A novel esterase, EstD11, has been discovered in a hot spring metagenomic library. It is a thermophilic and thermostable esterase with an optimum temperature of 60°C. A detailed substrate preference analysis of EstD11 was done using a library of chromogenic ester substrate that revealed the broad substrate specificity of EstD11 with significant measurable activity against 16 substrates with varied chain length, steric hindrance, aromaticity and flexibility of the linker between the carboxyl and the alcohol moiety of the ester. The tridimensional structures of EstD11 and the inactive mutant have been determined at atomic resolutions. Structural and bioinformatic analysis, confirm that EstD11 belongs to the family IV, the hormone-sensitive lipase (HSL) family, from the α/ß-hydrolase superfamily. The canonical α/ß-hydrolase domain is completed by a cap domain, composed by two subdomains that can unmask of the active site to allow the substrate to enter.
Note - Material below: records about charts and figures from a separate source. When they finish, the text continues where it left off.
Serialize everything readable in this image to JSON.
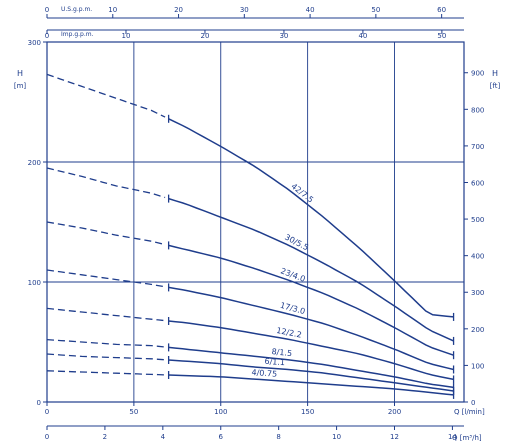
{
  "chart_data": {
    "type": "line",
    "title": "",
    "grid": true,
    "x_axis": {
      "unit_label": "Q [l/min]",
      "range": [
        0,
        240
      ],
      "ticks": [
        0,
        50,
        100,
        150,
        200
      ]
    },
    "x_axis_secondary": {
      "unit_label": "Q [m³/h]",
      "range": [
        0,
        14.4
      ],
      "ticks": [
        0,
        2,
        4,
        6,
        8,
        10,
        12,
        14
      ]
    },
    "x_axis_top_us": {
      "label": "U.S.g.p.m.",
      "range": [
        0,
        63.4
      ],
      "ticks": [
        0,
        10,
        20,
        30,
        40,
        50,
        60
      ]
    },
    "x_axis_top_imp": {
      "label": "Imp.g.p.m.",
      "range": [
        0,
        52.8
      ],
      "ticks": [
        0,
        10,
        20,
        30,
        40,
        50
      ]
    },
    "y_axis_left": {
      "title": "H",
      "unit": "[m]",
      "range": [
        0,
        300
      ],
      "ticks": [
        0,
        100,
        200,
        300
      ]
    },
    "y_axis_right": {
      "title": "H",
      "unit": "[ft]",
      "range": [
        0,
        984
      ],
      "ticks": [
        0,
        100,
        200,
        300,
        400,
        500,
        600,
        700,
        800,
        900
      ]
    },
    "series": [
      {
        "name": "42/7.5",
        "x": [
          0,
          20,
          40,
          60,
          80,
          100,
          120,
          140,
          160,
          180,
          200,
          220,
          240
        ],
        "y": [
          273,
          263,
          253,
          243,
          229,
          213,
          196,
          176,
          153,
          128,
          101,
          73,
          70
        ]
      },
      {
        "name": "30/5.5",
        "x": [
          0,
          20,
          40,
          60,
          80,
          100,
          120,
          140,
          160,
          180,
          200,
          220,
          240
        ],
        "y": [
          195,
          188,
          180,
          174,
          165,
          154,
          143,
          130,
          115,
          99,
          80,
          60,
          47
        ]
      },
      {
        "name": "23/4.0",
        "x": [
          0,
          20,
          40,
          60,
          80,
          100,
          120,
          140,
          160,
          180,
          200,
          220,
          240
        ],
        "y": [
          150,
          145,
          139,
          134,
          127,
          120,
          111,
          101,
          90,
          77,
          62,
          46,
          36
        ]
      },
      {
        "name": "17/3.0",
        "x": [
          0,
          20,
          40,
          60,
          80,
          100,
          120,
          140,
          160,
          180,
          200,
          220,
          240
        ],
        "y": [
          110,
          106,
          102,
          98,
          93,
          87,
          80,
          73,
          65,
          55,
          44,
          32,
          25
        ]
      },
      {
        "name": "12/2.2",
        "x": [
          0,
          20,
          40,
          60,
          80,
          100,
          120,
          140,
          160,
          180,
          200,
          220,
          240
        ],
        "y": [
          78,
          75,
          72,
          69,
          66,
          62,
          57,
          52,
          46,
          40,
          32,
          23,
          17
        ]
      },
      {
        "name": "8/1.5",
        "x": [
          0,
          20,
          40,
          60,
          80,
          100,
          120,
          140,
          160,
          180,
          200,
          220,
          240
        ],
        "y": [
          52,
          50,
          48,
          47,
          44,
          41,
          38,
          35,
          31,
          26,
          21,
          15,
          11
        ]
      },
      {
        "name": "6/1.1",
        "x": [
          0,
          20,
          40,
          60,
          80,
          100,
          120,
          140,
          160,
          180,
          200,
          220,
          240
        ],
        "y": [
          40,
          38,
          37,
          36,
          34,
          32,
          29,
          27,
          24,
          20,
          16,
          12,
          8
        ]
      },
      {
        "name": "4/0.75",
        "x": [
          0,
          20,
          40,
          60,
          80,
          100,
          120,
          140,
          160,
          180,
          200,
          220,
          240
        ],
        "y": [
          26,
          25,
          24,
          23,
          22,
          21,
          19,
          17,
          15,
          13,
          11,
          8,
          5
        ]
      }
    ]
  }
}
Eight crystallographic complexes were solved with different substrates and reaction products that allowed identification of the hot-spots in the active site underlying the specificity of the protein. Crystallization and/or incubation of EstD11 at high temperature provided unique information on cap dynamics and a first glimpse of enzymatic activity in vivo. Very interestingly, we have discovered a unique Met zipper lining the active site and the cap domains that could be essential in pivotal aspects as thermo-stability and substrate promiscuity in EstD11.
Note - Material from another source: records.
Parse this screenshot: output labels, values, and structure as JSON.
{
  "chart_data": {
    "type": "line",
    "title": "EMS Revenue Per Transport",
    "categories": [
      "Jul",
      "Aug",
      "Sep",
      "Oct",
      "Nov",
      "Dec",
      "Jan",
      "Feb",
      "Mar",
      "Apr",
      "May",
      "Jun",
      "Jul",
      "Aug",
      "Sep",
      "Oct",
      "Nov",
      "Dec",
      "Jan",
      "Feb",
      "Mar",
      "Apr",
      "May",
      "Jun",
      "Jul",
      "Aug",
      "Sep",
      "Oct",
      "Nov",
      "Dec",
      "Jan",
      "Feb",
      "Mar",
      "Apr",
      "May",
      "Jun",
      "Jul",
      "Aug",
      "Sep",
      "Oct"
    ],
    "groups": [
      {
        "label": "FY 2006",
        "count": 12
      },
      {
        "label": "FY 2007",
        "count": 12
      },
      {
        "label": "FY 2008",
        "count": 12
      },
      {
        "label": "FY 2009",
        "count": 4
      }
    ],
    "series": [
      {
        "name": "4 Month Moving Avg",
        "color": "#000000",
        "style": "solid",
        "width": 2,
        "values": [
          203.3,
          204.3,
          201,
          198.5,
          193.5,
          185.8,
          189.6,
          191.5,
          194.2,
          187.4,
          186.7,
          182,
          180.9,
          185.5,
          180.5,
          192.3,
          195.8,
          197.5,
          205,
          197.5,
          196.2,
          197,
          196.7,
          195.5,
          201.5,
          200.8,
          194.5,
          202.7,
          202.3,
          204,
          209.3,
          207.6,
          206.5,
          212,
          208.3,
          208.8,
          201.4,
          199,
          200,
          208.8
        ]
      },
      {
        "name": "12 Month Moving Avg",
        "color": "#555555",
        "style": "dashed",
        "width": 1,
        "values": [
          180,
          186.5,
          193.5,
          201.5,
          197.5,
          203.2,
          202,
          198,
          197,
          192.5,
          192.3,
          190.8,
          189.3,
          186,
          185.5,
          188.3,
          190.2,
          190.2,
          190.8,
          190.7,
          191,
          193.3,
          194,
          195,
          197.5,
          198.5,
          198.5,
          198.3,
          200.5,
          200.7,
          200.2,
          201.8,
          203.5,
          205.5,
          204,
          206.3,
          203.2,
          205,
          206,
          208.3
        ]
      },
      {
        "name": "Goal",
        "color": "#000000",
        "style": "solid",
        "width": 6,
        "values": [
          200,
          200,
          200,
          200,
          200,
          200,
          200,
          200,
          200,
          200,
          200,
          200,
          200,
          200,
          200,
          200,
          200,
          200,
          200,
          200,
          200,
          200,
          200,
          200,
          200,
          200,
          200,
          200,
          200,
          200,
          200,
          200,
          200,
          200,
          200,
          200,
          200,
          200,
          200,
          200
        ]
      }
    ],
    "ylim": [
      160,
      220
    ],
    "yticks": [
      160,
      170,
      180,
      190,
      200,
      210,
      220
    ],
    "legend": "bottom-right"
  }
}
Nitrate Respiration in Thermus thermophilus NAR1: from Horizontal Gene Transfer to Internal Evolution.

Genes coding for enzymes of the denitrification pathway appear randomly distributed among isolates of the ancestral genus Thermus, but only in few strains of the species Thermus thermophilus has the pathway been studied to a certain detail. Here, we review the enzymes involved in this pathway present in T. thermophilus NAR1, a strain extensively employed as a model for nitrate respiration, in the light of its full sequence recently assembled through a combination of PacBio and Illumina technologies in order to counteract the systematic errors introduced by the former technique. The genome of this strain is divided in four replicons, a chromosome of 2,021,843 bp, two megaplasmids of 370,865 and 77,135 bp and a small plasmid of 9799 pb. Nitrate respiration is encoded in the largest megaplasmid, pTTHNP4, within a region that includes operons for O2 and nitrate sensory systems, a nitrate reductase, nitrate and nitrite transporters and a nitrate specific NADH dehydrogenase, in addition to multiple insertion sequences (IS), suggesting its mobility-prone nature. Despite nitrite is the final product of nitrate respiration in this strain, the megaplasmid encodes two putative nitrite reductases of the cd1 and Cu-containing types, apparently inactivated by IS. No nitric oxide reductase genes have been found within this region, although the NorR sensory gene, needed for its expression, is found near the inactive nitrite respiration system. These data clearly support that partial denitrification in this strain is the consequence of recent deletions and IS insertions in genes involved in nitrite respiration. Based on these data, the capability of this strain to transfer or acquire denitrification clusters by horizontal gene transfer is discussed.